Technical Challenge: Checking For Overlap in a Series of Ranges
Introduction
I recently stumbled across a question that seemed fairly innocent at first. Something like:
Given 3-5 price ranges, validate that none of them overlap.
It wasn't immediately clear to me why this would ever be a validation step that would be required, but that's not important here. For our sake, we can assume that our ranges are given in the form of:
$ranges = [
[0, 5],
[8, 13],
[18, 20],
];And we can assume that:
- All values are always integers
- The first number in a range is always smaller than the second
- Ranges are not necessarily in sorted order.
Given the low quantity of ranges, a pretty naive approach solves the problem for almost all implementations. Something like:
for ($i = 0; $i < $count; $i++) {
for ($j = $i + 1; $j < $count; $j++) {
if ($ranges[$i][0] <= $ranges[$j][1] && $ranges[$j][0] <= $tanges[$i][1])) {
$overlaps[] = [$ranges[$i], $ranges[$j]];
}
}
}We're calling this one the Naive Scanner
And that's it, that's the challenge.
However since then, it's been playing in my head and I've been wondering if there's a better way. What if the 3-5 price range was removed? If we expand the number of inputs and come up with a better implementation, do we see the same improvements with a small quantity of inputs?
It's been a while since I had a play with phpbench/phpbench, so let's dig into this a bit.
Problem Statement
Since this is an expansion on a question that's been running around in my brain for a few days, we need to come up with the constraints of the problem we're trying to solve for. This isn't how these questions usually happen, but in my head we want to solve for:
Given n ranges of integers, write a method that scans a list of ranges and determines if any of the ranges overlap.
As a reminder, our list of assumptions from above:
- All values are always integers
- The first number in a range is always smaller than the second
- Ranges are not necessarily in sorted order.

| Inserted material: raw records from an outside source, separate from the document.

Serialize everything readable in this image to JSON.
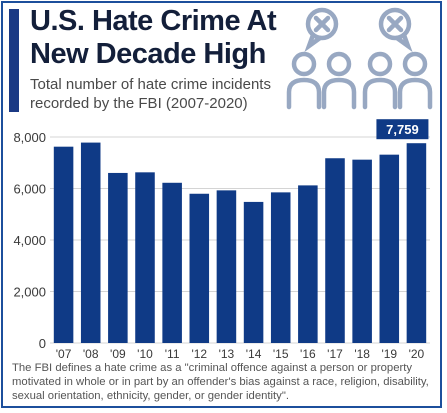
{
  "header": {
    "title": "U.S. Hate Crime At New Decade High",
    "subtitle": "Total number of hate crime incidents recorded by the FBI (2007-2020)"
  },
  "illustration": {
    "icons": [
      "cross-bubble-icon",
      "person-icon"
    ]
  },
  "footnote": "The FBI defines a hate crime as a \"criminal offence against a person or property motivated in whole or in part by an offender's bias against a race, religion, disability, sexual orientation, ethnicity, gender, or gender identity\".",
  "colors": {
    "bar": "#0f3a86",
    "accent": "#1b3a84",
    "frame": "#1c4f9c",
    "icon": "#98a8c2"
  },
  "chart_data": {
    "type": "bar",
    "categories": [
      "'07",
      "'08",
      "'09",
      "'10",
      "'11",
      "'12",
      "'13",
      "'14",
      "'15",
      "'16",
      "'17",
      "'18",
      "'19",
      "'20"
    ],
    "values": [
      7624,
      7783,
      6604,
      6628,
      6222,
      5796,
      5928,
      5479,
      5850,
      6121,
      7175,
      7120,
      7314,
      7759
    ],
    "ylim": [
      0,
      8000
    ],
    "yticks": [
      0,
      2000,
      4000,
      6000,
      8000
    ],
    "ytick_labels": [
      "0",
      "2,000",
      "4,000",
      "6,000",
      "8,000"
    ],
    "grid": true,
    "highlight": {
      "index": 13,
      "label": "7,759"
    }
  }
}
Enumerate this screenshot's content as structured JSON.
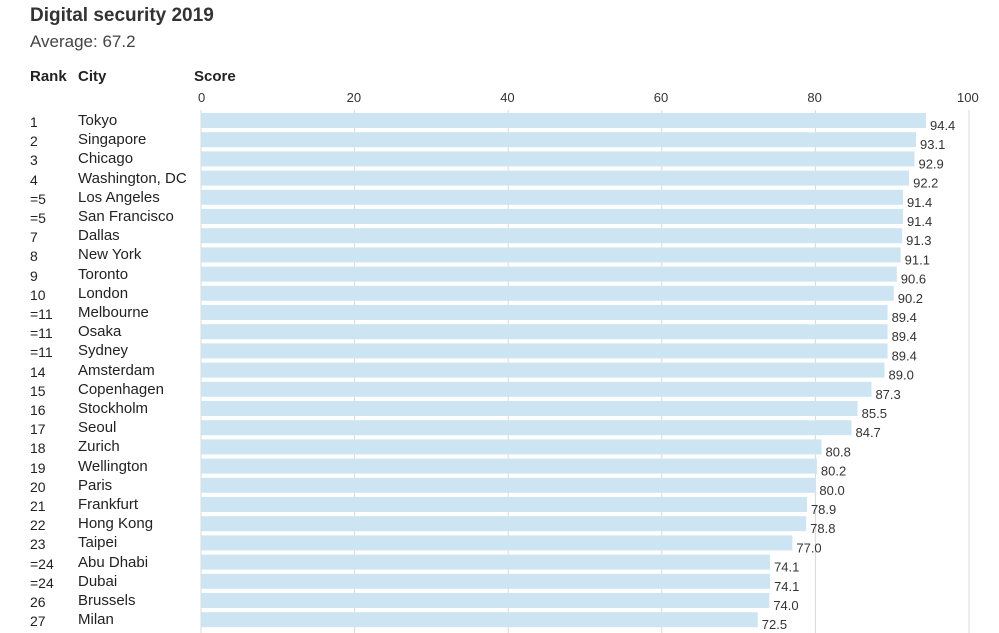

I don't think it needs to be any more complicated than that, but seeing as we control the problem and the solution this time we're going to need to put together some generators to confirm our approach a little later on. Since our problem statement only cares about if there is an overlap and not how many overlaps there are (keeping in the spirit of the validation nature of the original question), we need to be able to control the number overlaps being generated as well.
Therefore instead of being able to rely on a bunch of random numbers thrown together, it's best if we use a cumulative sum to work our way through.
class ArrayRangesGenerator
{
const int MIN_STEP_SIZE = 1;
const int MAX_STEP_SIZE = 10;
public static function generate(int $count, bool $overlap = false): array
{
$ranges = [];
$counter = 0;
if ($overlap) {
$count--;
}
for ($i = 0; $i < $count; $i++) {
$start = $counter += self::getRandomNumber();
$end = $counter += self::getRandomNumber();
$ranges[] = [$start, $end];
}
if ($overlap) {
$pluck = $ranges[array_rand($ranges)];
$ranges[] = [$pluck[0] - self::getRandomNumber(), $pluck[1] + self::getRandomNumber()];
}
return $ranges;
}
private static function getRandomNumber(): int
{
return rand(self::MIN_STEP_SIZE, self::MAX_STEP_SIZE);
}
}This should generate us any number of ranges we want in an array, which we can use for inputs.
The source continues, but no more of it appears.